OK I'm thinking of getting a 922,but really don't understand SLING I know it allows you to watch you DVR on a PC, but to be honest I'm not one of those people cares to watch videos on my PC. What I want is the ability to watch my 922 content on any TV in the house. What would I need along with the VIP 922 to allow me to do this? Also is the new VIP922 remote a universal?


----------



## Rob Glasser (Feb 22, 2005)

The Sling technology in the ViP922 basically provides the same functionality that a standalone Slingbox can provide to any other STB/DVR/DVD/etc ... today. 

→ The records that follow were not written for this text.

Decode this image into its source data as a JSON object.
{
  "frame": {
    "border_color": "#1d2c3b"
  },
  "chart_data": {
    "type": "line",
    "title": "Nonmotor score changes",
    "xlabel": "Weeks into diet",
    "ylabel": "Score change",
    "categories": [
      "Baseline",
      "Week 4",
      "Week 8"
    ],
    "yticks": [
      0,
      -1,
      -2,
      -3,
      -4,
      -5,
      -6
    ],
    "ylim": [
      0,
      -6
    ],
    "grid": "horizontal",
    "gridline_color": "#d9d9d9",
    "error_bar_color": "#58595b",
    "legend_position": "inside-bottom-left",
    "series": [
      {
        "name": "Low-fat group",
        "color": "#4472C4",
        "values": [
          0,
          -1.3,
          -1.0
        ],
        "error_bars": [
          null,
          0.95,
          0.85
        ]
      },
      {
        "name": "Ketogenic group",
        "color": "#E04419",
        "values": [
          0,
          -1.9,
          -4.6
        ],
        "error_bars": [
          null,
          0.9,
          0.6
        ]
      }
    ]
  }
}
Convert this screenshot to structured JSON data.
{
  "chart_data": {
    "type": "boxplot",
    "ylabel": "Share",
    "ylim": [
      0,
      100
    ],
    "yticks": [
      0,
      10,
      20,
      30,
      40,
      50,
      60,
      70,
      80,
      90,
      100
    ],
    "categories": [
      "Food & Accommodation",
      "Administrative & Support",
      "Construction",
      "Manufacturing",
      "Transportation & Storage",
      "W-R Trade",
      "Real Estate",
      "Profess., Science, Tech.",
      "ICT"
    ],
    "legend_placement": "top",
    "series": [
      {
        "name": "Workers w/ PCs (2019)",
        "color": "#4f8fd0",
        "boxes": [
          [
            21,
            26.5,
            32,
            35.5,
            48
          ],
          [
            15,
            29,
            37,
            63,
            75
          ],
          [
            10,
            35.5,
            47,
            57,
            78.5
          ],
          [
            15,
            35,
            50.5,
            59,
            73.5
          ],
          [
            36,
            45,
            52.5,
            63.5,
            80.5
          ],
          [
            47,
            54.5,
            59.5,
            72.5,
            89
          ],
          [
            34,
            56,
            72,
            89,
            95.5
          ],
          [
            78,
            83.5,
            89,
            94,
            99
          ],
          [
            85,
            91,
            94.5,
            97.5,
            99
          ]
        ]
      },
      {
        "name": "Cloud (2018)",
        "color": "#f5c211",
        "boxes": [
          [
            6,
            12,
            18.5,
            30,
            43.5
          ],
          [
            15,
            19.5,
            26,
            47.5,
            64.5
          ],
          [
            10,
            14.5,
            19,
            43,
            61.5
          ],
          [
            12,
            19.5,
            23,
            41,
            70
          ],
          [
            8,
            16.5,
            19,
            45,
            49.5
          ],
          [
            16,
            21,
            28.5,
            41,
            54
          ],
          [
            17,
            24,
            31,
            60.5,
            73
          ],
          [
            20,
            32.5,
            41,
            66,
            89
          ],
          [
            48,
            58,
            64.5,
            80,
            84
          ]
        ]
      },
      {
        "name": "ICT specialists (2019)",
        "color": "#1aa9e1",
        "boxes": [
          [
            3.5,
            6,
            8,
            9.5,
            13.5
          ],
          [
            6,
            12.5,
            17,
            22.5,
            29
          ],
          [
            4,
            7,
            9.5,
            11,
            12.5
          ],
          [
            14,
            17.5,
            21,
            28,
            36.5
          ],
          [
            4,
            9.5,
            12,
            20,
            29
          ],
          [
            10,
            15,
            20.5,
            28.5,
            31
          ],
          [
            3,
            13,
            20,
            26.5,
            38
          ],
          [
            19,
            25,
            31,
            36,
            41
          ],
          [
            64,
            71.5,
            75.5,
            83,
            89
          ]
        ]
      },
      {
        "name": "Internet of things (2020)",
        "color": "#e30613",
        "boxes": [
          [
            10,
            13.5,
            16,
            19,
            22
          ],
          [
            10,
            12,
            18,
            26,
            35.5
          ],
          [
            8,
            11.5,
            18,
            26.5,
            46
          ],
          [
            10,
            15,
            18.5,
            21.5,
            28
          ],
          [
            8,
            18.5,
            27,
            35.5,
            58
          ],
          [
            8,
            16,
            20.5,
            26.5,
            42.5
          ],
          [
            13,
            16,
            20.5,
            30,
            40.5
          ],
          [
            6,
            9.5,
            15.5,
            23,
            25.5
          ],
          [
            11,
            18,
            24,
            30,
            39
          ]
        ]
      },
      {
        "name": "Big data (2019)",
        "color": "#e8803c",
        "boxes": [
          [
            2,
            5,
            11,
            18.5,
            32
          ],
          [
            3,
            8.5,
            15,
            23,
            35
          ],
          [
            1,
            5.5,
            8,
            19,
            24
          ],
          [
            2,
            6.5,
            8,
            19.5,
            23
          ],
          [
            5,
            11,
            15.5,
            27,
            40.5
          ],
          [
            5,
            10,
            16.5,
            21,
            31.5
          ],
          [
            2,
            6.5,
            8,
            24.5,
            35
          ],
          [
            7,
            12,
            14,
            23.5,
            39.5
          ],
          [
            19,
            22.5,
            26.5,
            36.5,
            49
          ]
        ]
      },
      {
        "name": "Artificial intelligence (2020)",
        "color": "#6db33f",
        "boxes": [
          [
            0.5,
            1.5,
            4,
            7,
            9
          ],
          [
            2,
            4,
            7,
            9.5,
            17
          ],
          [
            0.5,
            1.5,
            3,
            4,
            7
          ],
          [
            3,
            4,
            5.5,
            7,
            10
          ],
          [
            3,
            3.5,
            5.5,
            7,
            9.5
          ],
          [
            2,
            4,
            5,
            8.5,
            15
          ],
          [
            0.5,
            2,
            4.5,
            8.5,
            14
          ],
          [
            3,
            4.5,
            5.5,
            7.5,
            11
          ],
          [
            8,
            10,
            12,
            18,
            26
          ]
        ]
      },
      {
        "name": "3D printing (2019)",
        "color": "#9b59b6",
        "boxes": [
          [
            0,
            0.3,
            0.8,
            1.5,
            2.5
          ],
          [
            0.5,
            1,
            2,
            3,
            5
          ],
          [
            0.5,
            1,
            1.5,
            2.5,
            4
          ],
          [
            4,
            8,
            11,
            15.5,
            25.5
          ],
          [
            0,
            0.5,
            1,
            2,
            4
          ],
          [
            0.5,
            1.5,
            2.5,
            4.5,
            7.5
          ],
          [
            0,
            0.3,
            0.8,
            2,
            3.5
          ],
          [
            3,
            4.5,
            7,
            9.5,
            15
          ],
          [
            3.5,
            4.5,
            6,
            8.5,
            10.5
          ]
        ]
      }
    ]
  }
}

The primary functionality of the sling technology is to allow you to watch your receiver from your PC/Mac/Supported Mobile Phone, over the Internet, anywhere in the world.

There are ways to do this to other TV's in your house. The methods available today are 1) Hook up a PC/Mac to that other TV and watch, or 2) Buy a SlingCatcher, which is a STB from SlingMedia (owned by Echostar) that allows you to watch your Slingbox Streams, display video content from your PC to your TV over your LAN, and watch digital video directly from USB attached hard drives and thumb drives.

In the future there will be a new TV Sling Receiver called the Sling Receiver 300 which will allow you to pick up your Slingbox streams on another TV. Basically it's the SlingPlayer portion of the SlingCatcher but with HD support.


----------